> Many assume the central conflict in society is between the haves and the have-nots. In reality, much of the struggle is between the haves and the have-mores—people who are already doing well but want the money, resources, and status of those above them. They often disguise this ambition as concern for the have-nots.
> The affluent were the most likely to agree with statements like “I want a position of prestige.” Elsewhere, a University of Edinburgh study found that malicious envy—resentment at others’ success—was one of the strongest predictors of support for coercive redistribution. The impulse, in other words, is not to lift up the poor but to tear down those who are one rung higher.
People who are starving must work. The elite class wants to keep your healthcare tied to employment for a reason - to keep you from speaking up for yourself because you are scared.
It is absolutely reasonable for people who have means to assist those who do not. In fact, one could argue that those with means should speak up for those who do not as a moral imperative.
The aversion to authoritarianism of any flavor is well grounded and we cannot cross that line, so your point on forced collectivism is valid. But when the current system is trying to burn 300 million years of fossil fuels in a cool 300 years without having a ramp towards a sustainable future during a period of wealth inequality greater than the gilded age, _something's going to give_. It's either going to be our economic system, our mechanism for ordering society, or 3C+ of warming.

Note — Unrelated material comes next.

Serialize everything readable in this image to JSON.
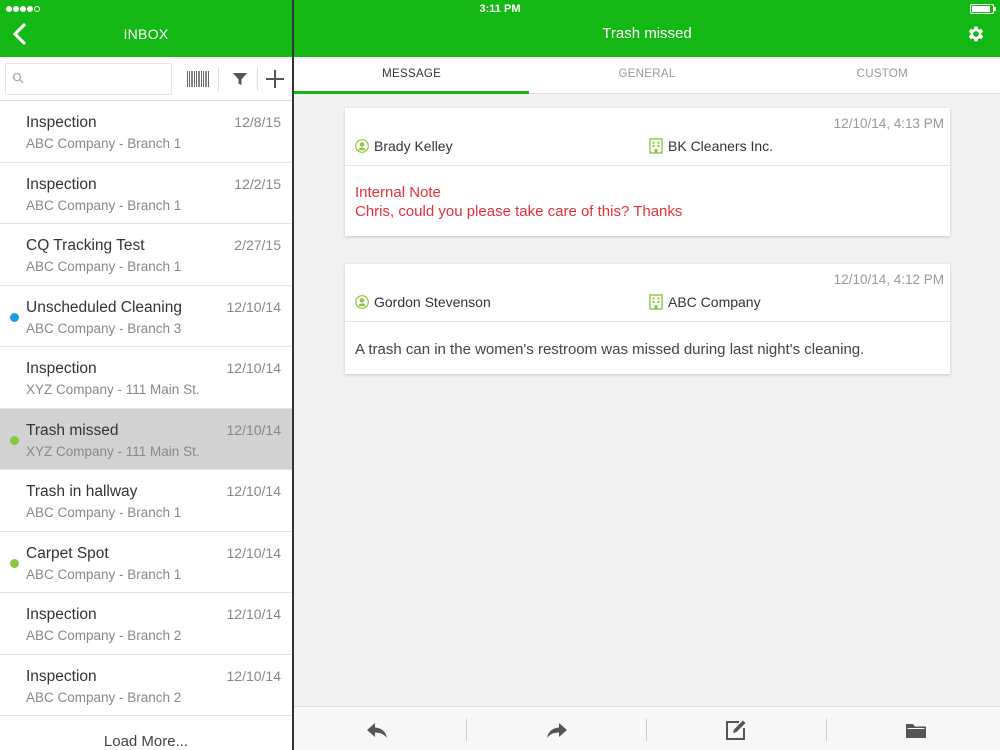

There are many ways our economic system is entirely compatible with stopping global warming, but it would require putting prices on things people consider sacrosanct like unlimited driving and unlimited municipally treated water for lawns. Wake me when the socialists are willing to talk how they will equitably tell citizens that they can’t do environmentally destructive things when the citizens are telling them that they want to do those environmentally destructive things. I’m not saying there’s an easy answer, in fact, I’m convinced that there isn’t. He had every day we are told that if only we have a revolution, suddenly these hard problems just disappear, and I don’t think that’s true. After the revolution, people will still be selfish. Perhaps the selfishness won’t be measured in dollars, but it will still exist.